As I was reading it, I came to realize how little most of us know about China and the Chinese people. I learned a lot, but probably only scratched the surface in my understanding of our global situation. I think it’ll be worth a reread in a couple months.
BRAVE NEW WORLD REVISITED
by Aldous Huxley
© 1958 I find it very interesting that Aldous Huxley wrote
Brave New World in 1931 with America in mind. On an earlier trip to the United States, he had been disgusted by America’s rampant consumerism, newly-emerging youth culture, and sexual permissiveness, hallmarks of the Roaring 20s. The United States had been experiencing a manufacturing boom, science and technology were rapidly expanding, and truly, a “brave new world” was arriving on the scene.
His dystopian novel
Brave New World “predicts” what the world of the future might look like if things continued on as they were in the early part of the 20th century. The story is set six centuries in the future, in a totalitarian World State whose amusement-addicted citizenry is kept docile and perfectly content by various forms of entertainment, methodical conditioning, and a drug called
soma.
In 1958, Huxley published this non-fiction “look back” at his classic to see how far we’d come in 27 years. He admits here that
“the prophecies made in 1931 are coming true much sooner than I thought they would.”
The novel
Brave New World was written before the rise of Adolf Hitler to supreme power in Germany. In 1958, Huxley writes a very interesting essay on the terrifyingly effective mind control methods Hitler used to manipulate the German people.
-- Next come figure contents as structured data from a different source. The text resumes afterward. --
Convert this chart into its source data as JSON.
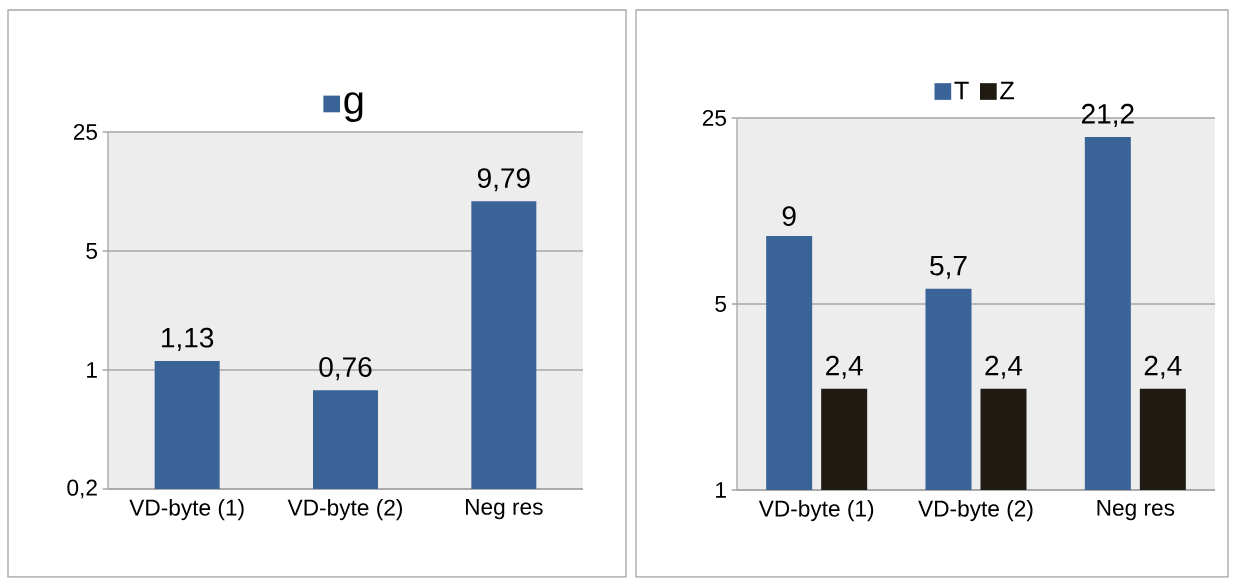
{
  "chart_data": [
    {
      "type": "bar",
      "categories": [
        "VD-byte (1)",
        "VD-byte (2)",
        "Neg res"
      ],
      "series": [
        {
          "name": "g",
          "color": "#3a6398",
          "values": [
            1.13,
            0.76,
            9.79
          ],
          "value_labels": [
            "1,13",
            "0,76",
            "9,79"
          ]
        }
      ],
      "log": "y",
      "ylim": [
        0.2,
        25
      ],
      "yticks": [
        {
          "value": 0.2,
          "label": "0,2"
        },
        1,
        5,
        25
      ],
      "grid": "y",
      "legend": "top"
    },
    {
      "type": "bar",
      "categories": [
        "VD-byte (1)",
        "VD-byte (2)",
        "Neg res"
      ],
      "series": [
        {
          "name": "T",
          "color": "#3a6398",
          "values": [
            9,
            5.7,
            21.2
          ],
          "value_labels": [
            "9",
            "5,7",
            "21,2"
          ]
        },
        {
          "name": "Z",
          "color": "#1f1a12",
          "values": [
            2.4,
            2.4,
            2.4
          ],
          "value_labels": [
            "2,4",
            "2,4",
            "2,4"
          ]
        }
      ],
      "log": "y",
      "ylim": [
        1,
        25
      ],
      "yticks": [
        1,
        5,
        25
      ],
      "grid": "y",
      "legend": "top"
    }
  ]
}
He also ponders the widespread use of drugs back then, both prescription and illegal recreational ones, that people relied on to help them get through their unhappy, hectic lives.
The book actually stunned me, as the things that Huxley explained were already happening in the 27 years between his novel and his commentary --- those things are also happening (times 10, times 20, times 100?) in today’s modern world. Our own amusement-addicted citizens have been kept clueless about the controlling role Big Business and Big Government have played in our lives, starting with the Baby Boomers.
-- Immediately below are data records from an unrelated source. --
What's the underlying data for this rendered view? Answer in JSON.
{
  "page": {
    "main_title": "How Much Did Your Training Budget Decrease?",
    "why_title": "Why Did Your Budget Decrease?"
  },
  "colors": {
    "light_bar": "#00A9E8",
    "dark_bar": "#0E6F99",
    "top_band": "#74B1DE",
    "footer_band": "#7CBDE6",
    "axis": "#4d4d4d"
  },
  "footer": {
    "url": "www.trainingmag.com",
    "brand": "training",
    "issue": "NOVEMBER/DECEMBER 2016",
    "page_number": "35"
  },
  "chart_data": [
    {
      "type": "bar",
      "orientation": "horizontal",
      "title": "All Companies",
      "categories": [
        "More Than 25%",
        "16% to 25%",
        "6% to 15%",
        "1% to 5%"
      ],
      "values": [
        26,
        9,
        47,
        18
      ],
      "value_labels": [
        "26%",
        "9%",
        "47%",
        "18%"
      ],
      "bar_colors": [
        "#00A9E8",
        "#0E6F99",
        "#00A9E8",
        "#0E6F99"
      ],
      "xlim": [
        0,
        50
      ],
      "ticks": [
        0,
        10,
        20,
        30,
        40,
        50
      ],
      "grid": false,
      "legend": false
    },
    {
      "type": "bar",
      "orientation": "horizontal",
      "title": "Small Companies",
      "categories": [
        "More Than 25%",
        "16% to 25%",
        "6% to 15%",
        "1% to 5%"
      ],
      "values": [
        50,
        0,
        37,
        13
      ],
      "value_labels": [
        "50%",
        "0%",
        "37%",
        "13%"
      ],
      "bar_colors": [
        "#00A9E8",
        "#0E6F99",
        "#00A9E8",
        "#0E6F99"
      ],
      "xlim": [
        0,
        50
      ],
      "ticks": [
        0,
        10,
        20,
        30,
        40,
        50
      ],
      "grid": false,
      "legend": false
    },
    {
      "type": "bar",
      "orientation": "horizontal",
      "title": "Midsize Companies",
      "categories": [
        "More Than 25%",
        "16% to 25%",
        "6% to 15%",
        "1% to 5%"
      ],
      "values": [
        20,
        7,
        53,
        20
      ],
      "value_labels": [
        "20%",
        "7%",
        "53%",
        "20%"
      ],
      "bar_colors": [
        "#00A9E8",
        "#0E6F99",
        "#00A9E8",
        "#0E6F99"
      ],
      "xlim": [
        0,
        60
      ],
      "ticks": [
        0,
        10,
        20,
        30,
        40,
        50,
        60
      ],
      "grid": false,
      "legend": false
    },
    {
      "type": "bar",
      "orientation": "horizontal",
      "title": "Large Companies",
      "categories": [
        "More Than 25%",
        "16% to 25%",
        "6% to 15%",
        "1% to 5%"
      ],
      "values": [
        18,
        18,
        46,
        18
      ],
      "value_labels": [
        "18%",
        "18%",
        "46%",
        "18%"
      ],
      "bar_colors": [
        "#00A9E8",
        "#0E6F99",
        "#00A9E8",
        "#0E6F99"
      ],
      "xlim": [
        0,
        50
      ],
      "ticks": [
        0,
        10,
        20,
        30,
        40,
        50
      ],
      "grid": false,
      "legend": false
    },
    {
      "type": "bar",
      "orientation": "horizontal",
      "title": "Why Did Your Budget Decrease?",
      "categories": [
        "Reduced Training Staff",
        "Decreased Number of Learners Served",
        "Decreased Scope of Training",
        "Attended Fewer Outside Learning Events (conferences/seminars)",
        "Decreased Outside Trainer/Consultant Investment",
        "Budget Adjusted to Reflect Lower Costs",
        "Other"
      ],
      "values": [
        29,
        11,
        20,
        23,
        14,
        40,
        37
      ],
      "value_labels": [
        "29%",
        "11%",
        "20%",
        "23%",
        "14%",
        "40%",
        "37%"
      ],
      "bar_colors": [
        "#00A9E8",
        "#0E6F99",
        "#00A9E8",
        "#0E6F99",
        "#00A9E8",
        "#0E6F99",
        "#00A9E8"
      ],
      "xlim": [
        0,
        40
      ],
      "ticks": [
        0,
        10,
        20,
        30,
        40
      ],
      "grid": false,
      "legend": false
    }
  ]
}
We grew up being daily brainwashed by the advertisements on TV, which convinced us to desire all the things we didn’t need, probably didn’t even want, and definitely couldn’t afford as we let buy-now-pay-later take over our lives. New and improved, we were fed a steady stream of products pouring forth from the factories, and we over-consumed because we could --- we had JOBS back then.
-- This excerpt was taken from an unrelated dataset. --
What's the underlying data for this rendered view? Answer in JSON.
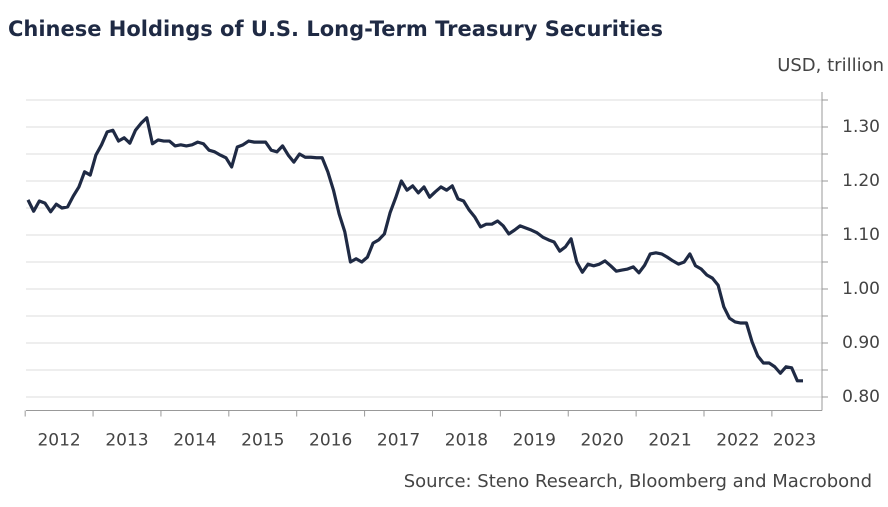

Huxley’s fear was that people would become so comfortable and so self-centered, they wouldn’t see their enslavement coming, because they would docilely go along with the program as long as their desires were being fulfilled.
This book,
Brave New World Revisited, could very well be Huxley’s most important work, if people would only take the time to read it. I especially encourage those who are presently reading, or who have already read the original
BNW, to follow-up with Huxley’s 1958 commentary on the book as a harbinger of things yet to come --- events in the real world that are unfolding at this very moment.. It can be
read, for free, on-line at
http://www.huxley.net/bnw-revisited/index.html
ALSO RECOMMENDED:
THE NEW WORLD ORDER (1939) by H. G. Wells
and
THE NEW WORLD ORDER (1991) by Pat Robertson
Fascinating contrast --- two sides of a hot-button political topic, the POVs of a socialist from the distant past and a Christian 50 years later.